Lasso Regression Metrics:
R-squared: 0.8812600505289842
MSE: 0.0011366474192601225
MAE: 0.026544345318491376


In [43]:
print("\nRandom Forest Regression Metrics:")
print(f"R-squared: {r2_rf}")
print(f"MSE: {mse_rf}")
print(f"MAE: {mae_rf}")


Random Forest Regression Metrics:
R-squared: 0.7623956321235974
MSE: 0.0022744863270938976
MAE: 0.03941812790626174


In [44]:
# Compare the models
print("\nModel Comparison:")
if r2_lasso > r2_rf:
    print("Lasso Regression performs better based on R-squared.")
elif r2_rf > r2_lasso:
    print("Random Forest Regression performs better based on R-squared.")
else:
    print("Both models have the same R-squared.")


Model Comparison:
Lasso Regression performs better based on R-squared.


In [45]:
if mse_lasso < mse_rf:
    print("Lasso Regression performs better based on MSE.")
elif mse_rf < mse_lasso:
    print("Random Forest Regression performs better based on MSE.")
else:
    print("Both models have the same MSE.")

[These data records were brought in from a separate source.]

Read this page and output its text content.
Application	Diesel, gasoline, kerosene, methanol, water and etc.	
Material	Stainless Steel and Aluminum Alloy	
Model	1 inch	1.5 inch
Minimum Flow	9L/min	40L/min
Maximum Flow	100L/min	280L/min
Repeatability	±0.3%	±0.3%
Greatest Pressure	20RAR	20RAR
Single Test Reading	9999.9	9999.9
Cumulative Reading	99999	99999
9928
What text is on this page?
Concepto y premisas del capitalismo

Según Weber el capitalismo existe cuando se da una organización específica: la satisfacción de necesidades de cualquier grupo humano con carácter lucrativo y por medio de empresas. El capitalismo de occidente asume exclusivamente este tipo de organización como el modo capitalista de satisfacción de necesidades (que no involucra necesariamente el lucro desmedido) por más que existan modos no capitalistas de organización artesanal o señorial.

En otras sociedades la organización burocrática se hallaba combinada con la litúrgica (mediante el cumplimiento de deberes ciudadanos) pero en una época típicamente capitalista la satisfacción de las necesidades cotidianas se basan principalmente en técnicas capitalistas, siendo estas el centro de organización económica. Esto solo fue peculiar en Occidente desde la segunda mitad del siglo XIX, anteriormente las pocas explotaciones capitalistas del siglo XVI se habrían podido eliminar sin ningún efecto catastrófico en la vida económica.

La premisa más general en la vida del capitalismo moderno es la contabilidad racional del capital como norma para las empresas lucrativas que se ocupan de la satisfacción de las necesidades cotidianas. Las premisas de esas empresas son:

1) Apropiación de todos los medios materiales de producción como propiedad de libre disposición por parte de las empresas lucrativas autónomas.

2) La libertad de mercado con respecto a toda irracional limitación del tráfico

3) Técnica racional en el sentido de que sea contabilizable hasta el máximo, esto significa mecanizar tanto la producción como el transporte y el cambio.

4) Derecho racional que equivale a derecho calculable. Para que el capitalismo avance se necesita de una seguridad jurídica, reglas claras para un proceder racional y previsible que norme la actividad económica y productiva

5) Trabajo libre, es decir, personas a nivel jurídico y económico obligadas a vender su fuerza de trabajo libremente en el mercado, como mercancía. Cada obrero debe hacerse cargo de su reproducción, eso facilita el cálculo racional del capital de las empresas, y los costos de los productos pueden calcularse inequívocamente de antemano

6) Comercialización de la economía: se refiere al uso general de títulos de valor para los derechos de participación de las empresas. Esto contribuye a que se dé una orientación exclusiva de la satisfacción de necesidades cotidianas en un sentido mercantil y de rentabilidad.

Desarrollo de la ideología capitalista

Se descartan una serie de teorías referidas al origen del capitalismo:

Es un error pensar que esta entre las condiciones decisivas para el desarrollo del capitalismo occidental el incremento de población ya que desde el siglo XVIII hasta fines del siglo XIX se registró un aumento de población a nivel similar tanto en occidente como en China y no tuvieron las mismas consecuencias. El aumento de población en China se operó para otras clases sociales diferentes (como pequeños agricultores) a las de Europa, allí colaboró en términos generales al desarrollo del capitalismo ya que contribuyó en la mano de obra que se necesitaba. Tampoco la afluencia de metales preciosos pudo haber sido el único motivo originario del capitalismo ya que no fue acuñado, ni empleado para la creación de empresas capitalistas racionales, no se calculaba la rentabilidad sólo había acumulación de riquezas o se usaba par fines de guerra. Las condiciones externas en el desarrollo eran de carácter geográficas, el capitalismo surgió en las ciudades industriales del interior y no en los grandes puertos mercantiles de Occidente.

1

Lasso Regression performs better based on MSE.


In [46]:
if mae_lasso < mae_rf:
    print("Lasso Regression performs better based on MAE.")
elif mae_rf < mae_lasso:
    print("Random Forest Regression performs better based on MAE.")
else:
    print("Both models have the same MAE.")

Lasso Regression performs better based on MAE.